Blood glucose levels are regulated by insulin, a hormone produced by your pancreas. Problems start when your body either does not produce enough insulin (as in type I diabetes) or if the muscle, liver and fat cells do not respond normally to insulin. This latter situation is called insulin resistance and leads to a high level of glucose in the blood (hyperglycemia), which is harmful.
Insulin also helps your liver to metabolise (process) fats and to release them into the blood. While fats are a necessary source of energy, too much fat in the blood is bad for you. It is now thought that insulin resistance interferes with this process and causes an accumulation of triglyceride fats in the liver cells.
Having too much triglyceride and another lipid that may be better known, cholesterol, in the bloodstream is known as hyperlipidaemia. Cholesterol is also taken in from our diet and produced by the liver.
High levels of a so-called ‘bad’ cholesterol known as LDL cholesterol (low density lipoprotein cholesterol) can lead to heart disease. Counter to this, there is a ‘good’ cholesterol (HDL, high density lipoprotein cholesterol) that removes the LDL cholesterol and gets rid of it through the liver.
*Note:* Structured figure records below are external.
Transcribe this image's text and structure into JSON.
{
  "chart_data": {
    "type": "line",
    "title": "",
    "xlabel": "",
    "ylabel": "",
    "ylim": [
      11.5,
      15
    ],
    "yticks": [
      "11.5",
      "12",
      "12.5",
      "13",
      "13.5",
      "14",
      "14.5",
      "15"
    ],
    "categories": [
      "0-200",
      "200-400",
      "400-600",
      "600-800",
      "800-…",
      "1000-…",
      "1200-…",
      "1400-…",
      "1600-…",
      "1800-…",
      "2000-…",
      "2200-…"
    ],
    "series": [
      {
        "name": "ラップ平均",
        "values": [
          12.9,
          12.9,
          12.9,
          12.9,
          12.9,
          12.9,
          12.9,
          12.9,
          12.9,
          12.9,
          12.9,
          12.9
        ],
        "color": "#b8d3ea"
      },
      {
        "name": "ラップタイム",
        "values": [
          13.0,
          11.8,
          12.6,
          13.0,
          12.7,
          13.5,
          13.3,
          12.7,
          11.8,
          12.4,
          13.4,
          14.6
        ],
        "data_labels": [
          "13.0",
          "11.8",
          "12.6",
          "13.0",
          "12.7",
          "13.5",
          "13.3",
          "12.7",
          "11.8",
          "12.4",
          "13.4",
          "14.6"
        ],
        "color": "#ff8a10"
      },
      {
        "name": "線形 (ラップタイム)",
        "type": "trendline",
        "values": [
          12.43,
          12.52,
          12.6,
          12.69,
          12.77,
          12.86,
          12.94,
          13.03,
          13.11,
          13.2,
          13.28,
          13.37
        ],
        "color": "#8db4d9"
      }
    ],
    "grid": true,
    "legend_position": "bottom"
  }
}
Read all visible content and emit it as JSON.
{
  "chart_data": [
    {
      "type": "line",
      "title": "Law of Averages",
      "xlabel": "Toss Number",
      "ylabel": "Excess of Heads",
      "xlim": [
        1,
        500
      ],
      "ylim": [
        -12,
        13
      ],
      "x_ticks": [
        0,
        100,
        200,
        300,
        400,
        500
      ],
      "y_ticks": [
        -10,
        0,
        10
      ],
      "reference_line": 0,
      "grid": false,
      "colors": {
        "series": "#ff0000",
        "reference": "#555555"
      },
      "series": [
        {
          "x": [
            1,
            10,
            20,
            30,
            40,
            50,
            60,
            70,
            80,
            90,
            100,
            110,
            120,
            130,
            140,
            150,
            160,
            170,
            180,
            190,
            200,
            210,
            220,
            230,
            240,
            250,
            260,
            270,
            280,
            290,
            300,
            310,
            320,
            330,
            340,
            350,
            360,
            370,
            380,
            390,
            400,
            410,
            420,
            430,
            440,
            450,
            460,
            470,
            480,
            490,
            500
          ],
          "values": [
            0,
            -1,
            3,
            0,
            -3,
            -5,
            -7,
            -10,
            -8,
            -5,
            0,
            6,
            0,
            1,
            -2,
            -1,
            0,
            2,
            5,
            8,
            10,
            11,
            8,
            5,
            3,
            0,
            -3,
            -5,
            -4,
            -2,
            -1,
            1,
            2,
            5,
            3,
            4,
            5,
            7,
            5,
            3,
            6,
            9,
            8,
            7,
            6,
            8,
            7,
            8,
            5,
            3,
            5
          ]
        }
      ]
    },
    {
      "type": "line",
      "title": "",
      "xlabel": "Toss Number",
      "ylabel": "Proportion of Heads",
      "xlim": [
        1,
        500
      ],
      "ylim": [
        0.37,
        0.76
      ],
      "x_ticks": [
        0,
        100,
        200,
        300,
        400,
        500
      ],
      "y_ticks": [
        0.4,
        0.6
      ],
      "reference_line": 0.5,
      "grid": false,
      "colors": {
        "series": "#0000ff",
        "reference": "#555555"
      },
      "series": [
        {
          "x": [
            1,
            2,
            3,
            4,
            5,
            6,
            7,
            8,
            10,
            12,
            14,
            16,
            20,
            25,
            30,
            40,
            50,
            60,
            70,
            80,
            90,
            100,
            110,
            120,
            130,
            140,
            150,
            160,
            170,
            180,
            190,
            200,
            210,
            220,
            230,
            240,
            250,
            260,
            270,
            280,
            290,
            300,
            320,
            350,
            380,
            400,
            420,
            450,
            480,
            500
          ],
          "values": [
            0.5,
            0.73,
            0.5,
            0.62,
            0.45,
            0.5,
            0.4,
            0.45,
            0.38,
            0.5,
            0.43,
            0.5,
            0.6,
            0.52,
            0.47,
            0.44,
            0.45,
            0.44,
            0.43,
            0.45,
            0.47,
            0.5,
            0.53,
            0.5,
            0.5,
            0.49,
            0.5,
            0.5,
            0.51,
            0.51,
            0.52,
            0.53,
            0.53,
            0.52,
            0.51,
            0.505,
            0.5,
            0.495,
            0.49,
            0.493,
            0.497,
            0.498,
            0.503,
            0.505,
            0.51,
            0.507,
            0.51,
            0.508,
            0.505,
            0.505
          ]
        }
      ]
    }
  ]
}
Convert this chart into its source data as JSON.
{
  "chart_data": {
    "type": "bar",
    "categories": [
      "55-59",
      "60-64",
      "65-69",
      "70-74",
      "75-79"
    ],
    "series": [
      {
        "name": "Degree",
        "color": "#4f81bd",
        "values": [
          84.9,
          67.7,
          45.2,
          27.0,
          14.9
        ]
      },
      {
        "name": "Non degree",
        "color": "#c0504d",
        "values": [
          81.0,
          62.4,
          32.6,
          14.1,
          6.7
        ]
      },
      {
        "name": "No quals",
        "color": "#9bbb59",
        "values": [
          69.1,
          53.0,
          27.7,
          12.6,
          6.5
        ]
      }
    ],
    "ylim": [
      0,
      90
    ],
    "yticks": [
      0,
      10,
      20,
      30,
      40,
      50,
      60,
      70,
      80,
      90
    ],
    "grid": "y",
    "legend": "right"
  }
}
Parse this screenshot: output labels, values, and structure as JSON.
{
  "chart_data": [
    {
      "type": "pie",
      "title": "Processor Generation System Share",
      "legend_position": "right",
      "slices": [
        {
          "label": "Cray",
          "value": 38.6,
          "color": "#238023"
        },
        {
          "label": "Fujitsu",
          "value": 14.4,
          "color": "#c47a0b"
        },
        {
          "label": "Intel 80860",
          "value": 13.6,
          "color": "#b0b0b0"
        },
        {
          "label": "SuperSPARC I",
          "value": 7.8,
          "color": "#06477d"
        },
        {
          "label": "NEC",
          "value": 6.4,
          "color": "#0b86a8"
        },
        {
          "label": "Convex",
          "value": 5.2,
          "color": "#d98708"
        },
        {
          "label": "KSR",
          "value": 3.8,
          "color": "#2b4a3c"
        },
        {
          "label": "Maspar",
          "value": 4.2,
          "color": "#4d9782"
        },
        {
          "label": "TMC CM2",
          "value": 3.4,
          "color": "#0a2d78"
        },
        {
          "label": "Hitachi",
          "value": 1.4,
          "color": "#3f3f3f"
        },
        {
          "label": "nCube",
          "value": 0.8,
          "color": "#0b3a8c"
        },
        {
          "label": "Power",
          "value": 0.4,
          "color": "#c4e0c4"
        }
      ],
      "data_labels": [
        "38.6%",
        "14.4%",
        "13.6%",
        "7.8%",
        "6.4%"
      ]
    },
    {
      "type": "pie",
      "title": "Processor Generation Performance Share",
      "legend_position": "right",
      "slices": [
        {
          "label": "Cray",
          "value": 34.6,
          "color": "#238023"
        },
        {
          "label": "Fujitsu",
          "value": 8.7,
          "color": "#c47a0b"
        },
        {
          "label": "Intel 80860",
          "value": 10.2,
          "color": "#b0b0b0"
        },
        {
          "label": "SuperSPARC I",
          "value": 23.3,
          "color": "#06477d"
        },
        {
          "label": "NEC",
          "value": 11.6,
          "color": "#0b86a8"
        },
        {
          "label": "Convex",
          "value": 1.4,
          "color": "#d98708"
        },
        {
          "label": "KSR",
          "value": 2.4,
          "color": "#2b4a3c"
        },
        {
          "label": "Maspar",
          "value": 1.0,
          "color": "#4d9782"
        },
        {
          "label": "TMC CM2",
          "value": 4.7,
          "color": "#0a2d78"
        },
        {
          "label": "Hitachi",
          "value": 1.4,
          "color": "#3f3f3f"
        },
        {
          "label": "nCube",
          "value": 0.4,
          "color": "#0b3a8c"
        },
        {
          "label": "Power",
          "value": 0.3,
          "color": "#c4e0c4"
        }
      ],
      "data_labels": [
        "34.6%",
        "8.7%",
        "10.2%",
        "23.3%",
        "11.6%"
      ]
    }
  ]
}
Thus, having a ratio of high LDL to low HDL in the blood is not desirable.
Measuring blood lipids
Cholesterol levels in your blood are most accurately measured by taking a blood sample after you have fasted for nine to twelve hours. This may be done as part of a ‘lipid profile’ which will measure levels of total cholesterol, LDL cholesterol, HDL cholesterol and tryglycerides.
Levels are recorded in millimoles per litre (mmol/L).
The target levels your doctor may recommend for you will be based on the risk to your health from factors such as age, weight, family history, lifestyle or any existing medical condition(s).
Below are guidelines to what your results or ‘numbers’ may mean.

Medications associated with fatty liver
A number of drugs prescribed for other conditions have been linked with fatty liver. In some cases this liver damage is related to high doses of the drug. With other drugs the fatty liver only occurs in a small minority of people. This is known as ‘idiosyncratic drug reaction.’
The drugs most commonly associated with causing fatty liver in this way are:
- prednisolone and hydrocortisone, used to treat inflammation
- premarin and ortho-est (synthetic estrogen), for menopause
- amiodarone, used to treat heart arrhythmia
- tamoxifen, used to treat breast cancer
- diltiazem, used to treat high blood pressure
- methotrexate, used to treat rheumatoid arthritis
Acute fatty liver in pregnancy
Very rarely, some women in the last three months of their pregnancy can develop a fatty liver. Acute fatty liver in pregnancy (AFLP) is more common in first pregnancies and with male babies – especially twins.
AFLP is a very serious condition that can cause rapid liver and kidney failure and can be fatal for both mother and baby if not diagnosed. Hospitalisation and immediate delivery of the baby is usually required.
Provided there has been no permanent damage, the liver returns to normal after the baby has been born.
It is not known what causes this type of fatty liver and, due to the rarity of AFLP, it is unclear whether the problem will happen in any future pregnancies as not enough data is available for study.